Not fixing broken systems is what drives voters to independents.
One of the many skills of Donald Trump is that he does not care about the old rules of ‘tough budgetary choices’. He just does what he wants – sure those choices are terrible and result in deaths, but it kills off the excuse not just for him, but others.
The government will still want to talk about making hard choices.
Ok, but the government chose to cut the NDIS by $16bn in 2029-30 – equal to around a 10% cut in real terms – and yet chose not to bring in a 25% tax on gas exports that would raise $17bn a year.
Instead, it chose to keep the Petroleum Resource Rent Tax which will see revenue fall to just $1.25bn in 2029-30.

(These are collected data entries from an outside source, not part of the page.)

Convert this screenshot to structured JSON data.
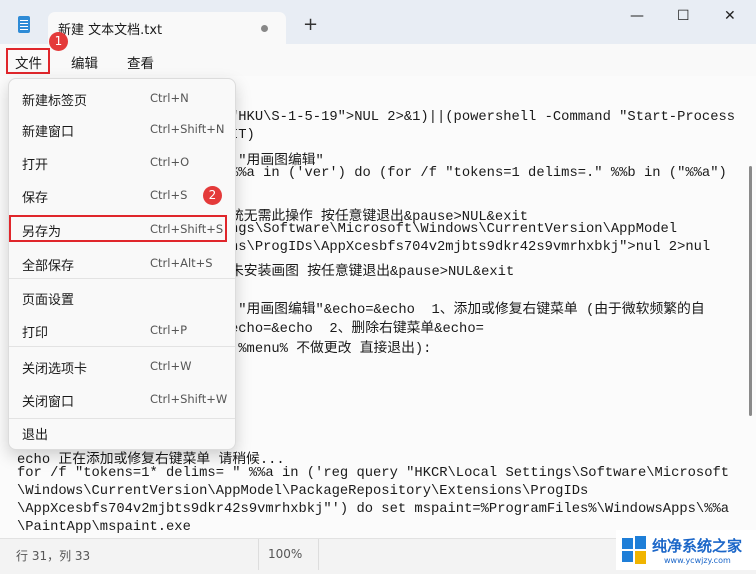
{
  "window": {
    "tab_title": "新建 文本文档.txt",
    "new_tab": "+",
    "minimize": "—",
    "maximize": "☐",
    "close": "✕"
  },
  "menubar": {
    "items": [
      "文件",
      "编辑",
      "查看"
    ],
    "settings_icon": "gear-icon"
  },
  "annotations": {
    "badge1": "1",
    "badge2": "2",
    "accent": "#e0262b"
  },
  "file_menu": [
    {
      "label": "新建标签页",
      "shortcut": "Ctrl+N"
    },
    {
      "label": "新建窗口",
      "shortcut": "Ctrl+Shift+N"
    },
    {
      "label": "打开",
      "shortcut": "Ctrl+O"
    },
    {
      "label": "保存",
      "shortcut": "Ctrl+S"
    },
    {
      "label": "另存为",
      "shortcut": "Ctrl+Shift+S"
    },
    {
      "label": "全部保存",
      "shortcut": "Ctrl+Alt+S"
    },
    {
      "label": "页面设置",
      "shortcut": ""
    },
    {
      "label": "打印",
      "shortcut": "Ctrl+P"
    },
    {
      "label": "关闭选项卡",
      "shortcut": "Ctrl+W"
    },
    {
      "label": "关闭窗口",
      "shortcut": "Ctrl+Shift+W"
    },
    {
      "label": "退出",
      "shortcut": ""
    }
  ],
  "editor": {
    "partial_lines": [
      "\"HKU\\S-1-5-19\">NUL 2>&1)||(powershell -Command \"Start-Process",
      "IT)",
      "]\"用画图编辑\"",
      "%%a in ('ver') do (for /f \"tokens=1 delims=.\" %%b in (\"%%a\")",
      "",
      "统无需此操作 按任意键退出&pause>NUL&exit",
      "ngs\\Software\\Microsoft\\Windows\\CurrentVersion\\AppModel",
      "ns\\ProgIDs\\AppXcesbfs704v2mjbts9dkr42s9vmrhxbkj\">nul 2>nul",
      "未安装画图 按任意键退出&pause>NUL&exit",
      "",
      "]\"用画图编辑\"&echo=&echo  1、添加或修复右键菜单 (由于微软频繁的自",
      "echo=&echo  2、删除右键菜单&echo=",
      " %menu% 不做更改 直接退出):"
    ],
    "full_lines": [
      "echo 正在添加或修复右键菜单 请稍候...",
      "for /f \"tokens=1* delims= \" %%a in ('reg query \"HKCR\\Local Settings\\Software\\Microsoft",
      "\\Windows\\CurrentVersion\\AppModel\\PackageRepository\\Extensions\\ProgIDs",
      "\\AppXcesbfs704v2mjbts9dkr42s9vmrhxbkj\"') do set mspaint=%ProgramFiles%\\WindowsApps\\%%a",
      "\\PaintApp\\mspaint.exe"
    ]
  },
  "status": {
    "position": "行 31，列 33",
    "zoom": "100%"
  },
  "watermark": {
    "name": "纯净系统之家",
    "url": "www.ycwjzy.com"
  }
}
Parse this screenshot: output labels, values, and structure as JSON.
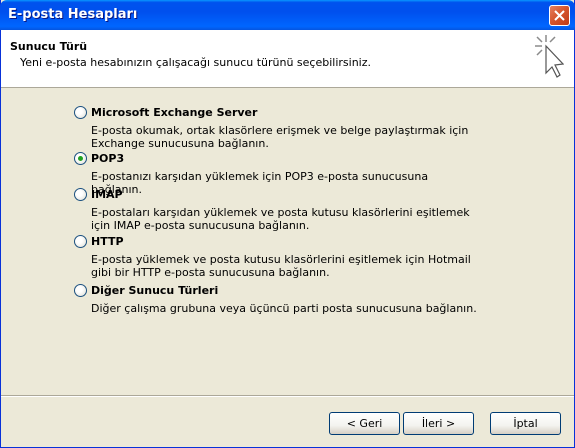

So, they didn’t break a promise to gas companies, did break one to property investors and sort of did what people expected would be done to those with a disability.
And so now we have a government saying those with disabilities need to be kicked off the NDIS because gas companies need their profits.
Is that going to keep voters from straying to One Nation (voters who are in favour a gas tax, even if Pauline currently is not)?
Most people know someone on the NDIS, and few would think they are rorting it. The problem, of course, is that the NDIS is a Productivity Commission idea, which believes the private sector delivers better efficiency than the public sector.
It never does. It always leads to profiteering and worse service and yet when you are beholden to neo-liberalism, what need have you for reality?
But that type of thinking is really what has driven people away from the duopoly. The belief that small government is better, that the system really is fair and you just need to ‘aspire’.
Because people know with such things what happens is the shonks rort the system and get away with it, while those with disabilities need to endure the cuts because ‘spending is out of control’.
This budget was not a terrible one. The changes to the capital gains discount are ones I have been advocating for well over a decade.
But the ambition was not overarching – it was focussed and it meant that the biggest winners were the most profitable companies in Australia and the biggest losers were those struggling with disabilities.
The Labor Party finally saw the need to actually do things, but it remains wedded to the view that fiscal responsibility and hard choices are needed.
It is a narrative that owes itself to the past and Labor is in danger of seeing voters leave it behind.